Comunidades amazônicas enfrentam efeitos do clima e se preparam para El Niño 2026-27
Comunidades amazônicas enfrentam redução de água e aumento de queimadas. Fundação Amazônia Sustentável lança Aliança para preparar territórios para El Niño 2026-27.

Comunidades amazônicas já sentem os efeitos das mudanças climáticas no dia a dia, com rios, lagos, igarapés e poços apresentando volume reduzido, água mais quente, dificuldades para deslocamento e prejuízos na pesca e nas plantações. O aumento do risco de queimadas também é um fator de alerta relatado pelos moradores dos territórios.
Os relatos indicam impactos em diferentes dimensões da vida comunitária, como acesso à água, transporte, produção de alimentos, educação, saúde, turismo e escoamento da produção. Alcione Rodrigues, da Comunidade Nossa Senhora de Fátima, na Reserva de Desenvolvimento Sustentável (RDS) Mamirauá, afirmou: “As mudanças do clima para a gente estão absurdas. Em 15 dias, tínhamos uns 20 metros de água e agora não temos mais acesso. A maniva está murchando e queimando. Estamos sem saber o que fazer em relação à seca. Neste período, já precisamos percorrer três quilômetros para chegar à praia.”
Para se antecipar aos impactos de um possível El Niño e reforçar a preparação das comunidades, a Fundação Amazônia Sustentável (FAS) lançou, na terça-feira (1º), a Aliança Adaptação El Niño 2026-27: agir antes da emergência. O lançamento ocorreu durante uma edição extraordinária do 41º Encontro de Lideranças Representantes de Associações dos Territórios de Atuação da FAS, realizado de forma on-line e com cerca de 100 participantes.
A Aliança terá como foco o monitoramento das condições ambientais e climáticas, a identificação dos territórios mais vulneráveis e a mobilização de recursos e parceiros para ações de prevenção, adaptação e resposta. Virgilio Viana, da FAS, afirmou que a iniciativa reúne associações indígenas, quilombolas, ribeirinhas, organizações e parceiros para agir de forma conjunta diante do risco de um novo El Niño.
A experiência das secas históricas de 2023 e 2024 orienta a preparação para 2026 e 2027. Kelly Regina, da Comunidade Santa Rita do Uarumã, na RDS Piagaçu-Purus, relatou: “Nossa maior dificuldade é a água potável. Desde 2023, temos passado por momentos difíceis. Em 2024, sofremos uma seca extrema e nosso maior medo de 2026 é que isso se repita. A água não estava sendo captada pelos poços, e essa foi uma das maiores dificuldades.”
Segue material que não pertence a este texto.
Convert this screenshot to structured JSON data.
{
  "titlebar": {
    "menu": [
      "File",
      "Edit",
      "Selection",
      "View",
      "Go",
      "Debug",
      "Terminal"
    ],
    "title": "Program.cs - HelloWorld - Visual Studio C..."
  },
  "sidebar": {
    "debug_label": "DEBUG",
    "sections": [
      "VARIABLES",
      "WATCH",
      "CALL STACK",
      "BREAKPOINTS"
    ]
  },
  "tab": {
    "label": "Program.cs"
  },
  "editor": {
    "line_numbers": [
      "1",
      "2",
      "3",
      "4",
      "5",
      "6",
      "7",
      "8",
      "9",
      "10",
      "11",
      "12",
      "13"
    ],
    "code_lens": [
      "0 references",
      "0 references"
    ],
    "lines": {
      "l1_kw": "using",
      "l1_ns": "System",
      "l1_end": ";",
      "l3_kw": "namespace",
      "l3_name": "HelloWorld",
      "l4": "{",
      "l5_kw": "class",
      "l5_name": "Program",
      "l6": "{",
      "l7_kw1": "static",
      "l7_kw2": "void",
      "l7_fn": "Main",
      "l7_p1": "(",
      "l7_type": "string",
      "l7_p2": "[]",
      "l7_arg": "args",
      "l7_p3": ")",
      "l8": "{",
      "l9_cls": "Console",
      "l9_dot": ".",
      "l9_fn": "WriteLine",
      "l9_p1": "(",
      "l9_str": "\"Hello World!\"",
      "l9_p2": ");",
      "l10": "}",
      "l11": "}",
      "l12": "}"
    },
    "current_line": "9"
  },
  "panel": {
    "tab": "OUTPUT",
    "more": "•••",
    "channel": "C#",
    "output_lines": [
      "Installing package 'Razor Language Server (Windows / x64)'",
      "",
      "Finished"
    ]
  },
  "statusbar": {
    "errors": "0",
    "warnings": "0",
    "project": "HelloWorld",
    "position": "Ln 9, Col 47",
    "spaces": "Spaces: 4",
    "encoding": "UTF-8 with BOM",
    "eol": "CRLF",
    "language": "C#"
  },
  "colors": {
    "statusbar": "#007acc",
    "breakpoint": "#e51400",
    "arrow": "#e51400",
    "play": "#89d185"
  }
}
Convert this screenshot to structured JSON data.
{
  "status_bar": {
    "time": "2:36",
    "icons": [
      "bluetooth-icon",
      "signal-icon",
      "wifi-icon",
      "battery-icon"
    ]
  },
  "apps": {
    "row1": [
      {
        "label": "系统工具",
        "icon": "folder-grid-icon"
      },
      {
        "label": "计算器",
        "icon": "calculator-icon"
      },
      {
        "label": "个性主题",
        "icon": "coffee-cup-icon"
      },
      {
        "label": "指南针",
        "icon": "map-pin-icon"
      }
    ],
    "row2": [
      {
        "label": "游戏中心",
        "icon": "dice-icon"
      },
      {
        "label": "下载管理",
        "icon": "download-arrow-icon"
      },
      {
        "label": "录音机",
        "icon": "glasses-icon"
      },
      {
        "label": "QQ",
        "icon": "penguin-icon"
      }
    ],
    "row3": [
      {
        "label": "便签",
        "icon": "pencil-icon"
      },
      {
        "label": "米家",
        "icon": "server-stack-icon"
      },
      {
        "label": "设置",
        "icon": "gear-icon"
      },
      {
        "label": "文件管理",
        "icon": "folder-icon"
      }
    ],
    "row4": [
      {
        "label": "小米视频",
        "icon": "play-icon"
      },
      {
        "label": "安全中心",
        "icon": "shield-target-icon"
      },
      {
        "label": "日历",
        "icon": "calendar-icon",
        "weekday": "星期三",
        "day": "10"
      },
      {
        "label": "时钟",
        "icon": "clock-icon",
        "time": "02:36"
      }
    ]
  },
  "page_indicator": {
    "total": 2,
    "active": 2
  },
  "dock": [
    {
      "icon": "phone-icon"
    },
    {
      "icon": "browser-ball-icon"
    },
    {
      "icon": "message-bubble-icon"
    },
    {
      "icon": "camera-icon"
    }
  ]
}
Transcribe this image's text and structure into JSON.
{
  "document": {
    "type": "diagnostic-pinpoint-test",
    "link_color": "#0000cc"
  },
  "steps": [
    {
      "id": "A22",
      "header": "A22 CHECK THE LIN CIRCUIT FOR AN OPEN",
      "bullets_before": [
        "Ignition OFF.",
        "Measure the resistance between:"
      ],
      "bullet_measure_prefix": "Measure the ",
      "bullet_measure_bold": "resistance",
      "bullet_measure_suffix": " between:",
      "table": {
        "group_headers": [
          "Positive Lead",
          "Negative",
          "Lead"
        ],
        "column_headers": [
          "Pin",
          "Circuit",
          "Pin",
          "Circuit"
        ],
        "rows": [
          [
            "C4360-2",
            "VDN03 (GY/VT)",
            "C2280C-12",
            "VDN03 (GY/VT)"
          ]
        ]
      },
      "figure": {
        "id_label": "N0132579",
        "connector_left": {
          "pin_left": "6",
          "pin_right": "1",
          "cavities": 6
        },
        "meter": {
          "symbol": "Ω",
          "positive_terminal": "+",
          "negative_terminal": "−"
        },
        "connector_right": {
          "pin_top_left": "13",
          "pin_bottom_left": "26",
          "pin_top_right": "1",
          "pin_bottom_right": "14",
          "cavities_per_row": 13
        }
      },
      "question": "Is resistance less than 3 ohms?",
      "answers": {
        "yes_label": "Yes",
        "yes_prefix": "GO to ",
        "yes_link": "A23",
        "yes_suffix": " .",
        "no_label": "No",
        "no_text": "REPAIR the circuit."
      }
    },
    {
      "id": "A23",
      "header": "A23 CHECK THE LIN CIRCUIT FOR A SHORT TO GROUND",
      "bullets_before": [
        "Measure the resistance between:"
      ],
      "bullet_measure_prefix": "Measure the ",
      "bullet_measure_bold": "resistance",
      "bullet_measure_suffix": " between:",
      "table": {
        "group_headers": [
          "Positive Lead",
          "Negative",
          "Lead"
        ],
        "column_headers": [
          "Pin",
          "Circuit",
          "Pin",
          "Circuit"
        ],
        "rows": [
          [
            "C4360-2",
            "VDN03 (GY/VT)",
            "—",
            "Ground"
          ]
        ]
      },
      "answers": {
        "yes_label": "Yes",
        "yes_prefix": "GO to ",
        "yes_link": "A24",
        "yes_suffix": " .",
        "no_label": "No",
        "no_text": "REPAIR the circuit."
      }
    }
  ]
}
Desde 2023, a FAS mobiliza ações para responder aos efeitos da seca, com apoio de 80 organizações socioambientais e centros de pesquisa, alcançando 12.068 pessoas no Amazonas. A preparação inclui ações que já beneficiaram 7.185 pessoas com acesso à água potável, a mobilização de 43 toneladas de alimentos em parceria com o Festival da Cunhã, e a previsão de contratação de 153 brigadistas em 2026 pelo Programa Floresta em Pé para prevenção e combate a incêndios florestais.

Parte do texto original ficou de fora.